El planeta Tierra respira

En un bosque de Canadá, el terreno sube y baja, como quien toma y expulsa aire

García Martínez
GARCÍA MARTÍNEZ

Circula por esos mundos un vídeo viral (y olé), cuyo contenido deja sin habla a quienes lo han visto, que son millones. Este pasmo que digo se debe a que en un bosque del Canadá...

-Donde la Policía Montada, ¿no?

Correcto. Pues, nada, que se ve cómo el terreno sube y baja acompasadamente, como si respirase...

-¡No me joda usía!

Hombre. Está filmado. Aparte de que, hace tres años, ya se observó un fenómeno similar en Inglaterra. La explicación de los científicos es que estas cosas ocurren, cuando se dan al mismo tiempo humedad, musgo, raíces flojas y fuertes rachas de viento. Sin embargo, a mis cortas luces, lo que realmente pasa es que el planeta este nuestro, pues, joder, que respira. Es lo que le permite sobrevivir en el Universo. Esta es una apreciación particular mía. Pero puede que algunos lectores estén de acuerdo conmigo.

-Quizás. Pero tenga en cuenta que existen bichos que son anaerobios, a ver si me comprende usted.

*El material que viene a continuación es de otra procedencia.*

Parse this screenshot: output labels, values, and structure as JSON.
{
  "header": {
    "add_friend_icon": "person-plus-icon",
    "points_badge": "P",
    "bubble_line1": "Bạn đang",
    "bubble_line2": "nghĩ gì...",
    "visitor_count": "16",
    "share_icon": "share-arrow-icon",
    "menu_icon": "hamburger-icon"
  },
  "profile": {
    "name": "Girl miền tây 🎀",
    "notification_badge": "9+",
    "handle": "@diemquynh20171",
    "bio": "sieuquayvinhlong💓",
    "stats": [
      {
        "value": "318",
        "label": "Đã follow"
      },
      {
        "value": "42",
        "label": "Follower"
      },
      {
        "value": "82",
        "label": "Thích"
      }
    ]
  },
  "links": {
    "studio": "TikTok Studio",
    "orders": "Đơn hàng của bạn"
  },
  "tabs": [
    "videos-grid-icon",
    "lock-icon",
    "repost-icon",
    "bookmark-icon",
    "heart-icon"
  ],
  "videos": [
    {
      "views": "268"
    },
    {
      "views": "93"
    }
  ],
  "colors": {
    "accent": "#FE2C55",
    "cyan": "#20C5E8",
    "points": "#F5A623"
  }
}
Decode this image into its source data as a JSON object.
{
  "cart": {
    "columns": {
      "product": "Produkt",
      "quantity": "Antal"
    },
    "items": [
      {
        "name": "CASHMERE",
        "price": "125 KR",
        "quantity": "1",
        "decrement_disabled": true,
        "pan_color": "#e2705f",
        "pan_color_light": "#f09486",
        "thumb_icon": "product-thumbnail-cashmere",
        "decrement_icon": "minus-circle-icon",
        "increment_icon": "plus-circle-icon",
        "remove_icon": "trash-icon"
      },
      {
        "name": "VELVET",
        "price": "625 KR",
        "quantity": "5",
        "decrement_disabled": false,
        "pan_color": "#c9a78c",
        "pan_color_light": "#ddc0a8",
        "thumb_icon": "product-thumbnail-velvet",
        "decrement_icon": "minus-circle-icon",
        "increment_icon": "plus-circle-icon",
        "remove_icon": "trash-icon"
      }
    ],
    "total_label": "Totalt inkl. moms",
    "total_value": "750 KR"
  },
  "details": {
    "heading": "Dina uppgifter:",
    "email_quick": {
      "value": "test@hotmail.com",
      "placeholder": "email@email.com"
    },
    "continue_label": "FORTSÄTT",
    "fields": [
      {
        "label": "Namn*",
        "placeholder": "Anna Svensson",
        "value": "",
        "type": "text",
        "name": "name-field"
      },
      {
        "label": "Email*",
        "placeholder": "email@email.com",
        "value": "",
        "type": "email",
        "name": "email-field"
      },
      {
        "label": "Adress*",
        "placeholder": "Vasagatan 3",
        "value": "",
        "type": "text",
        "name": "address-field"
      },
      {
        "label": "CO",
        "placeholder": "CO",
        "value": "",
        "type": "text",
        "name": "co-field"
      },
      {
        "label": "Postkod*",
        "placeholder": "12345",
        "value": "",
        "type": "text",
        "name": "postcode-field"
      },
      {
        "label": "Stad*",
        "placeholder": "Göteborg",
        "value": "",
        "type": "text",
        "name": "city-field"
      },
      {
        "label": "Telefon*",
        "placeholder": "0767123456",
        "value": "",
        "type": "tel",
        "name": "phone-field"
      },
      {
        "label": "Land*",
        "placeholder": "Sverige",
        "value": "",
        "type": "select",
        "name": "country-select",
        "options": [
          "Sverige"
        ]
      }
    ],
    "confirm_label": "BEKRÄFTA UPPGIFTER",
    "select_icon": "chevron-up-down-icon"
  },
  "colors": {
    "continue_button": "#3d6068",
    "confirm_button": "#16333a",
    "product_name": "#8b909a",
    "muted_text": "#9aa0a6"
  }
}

Es verdad que los anaerobios, por así llamarlos, no consumen oxígeno, pero quién te dice que no aspiran otro gas. Todo respira en este mundo. No por nada, sino porque tiene que ser así. Si no, ¿de qué iba el planeta a ir tirando, a pesar de las dificultades que le ponemos los humanos? ¿Porque quiénes son los que han llenado los mares de plástico y están provocando un cambio climático, cuyas consecuencias ya son evidentes, si no somos los hombre y las mujeres?

Los caracoles respiran, las plantas respiran y algunas son incluso carnívoras... Mire usted. Hay una mata -que la cultiva mi mujer y todo- que se llama 'No me verás sin sol'. Y sucede que, cuando es de día, está abierta, pero, en anocheciendo, ya no da la cara hasta el día siguiente.

Todo esto que digo responde a la lógica. La entera Tierra respira. Gira vivita y coleando. Si le entra tosarrera, se produce un terremoto; si estornuda, se ponen a echar fuego el volcán; si suspira, te acaricia el rostro uno suave brisa... ¿Tendré que poner más ejemplos? Las mismas piedras, parece que no, pero respiran.

Y, gracias a eso, vamos vegetando, hijos míos.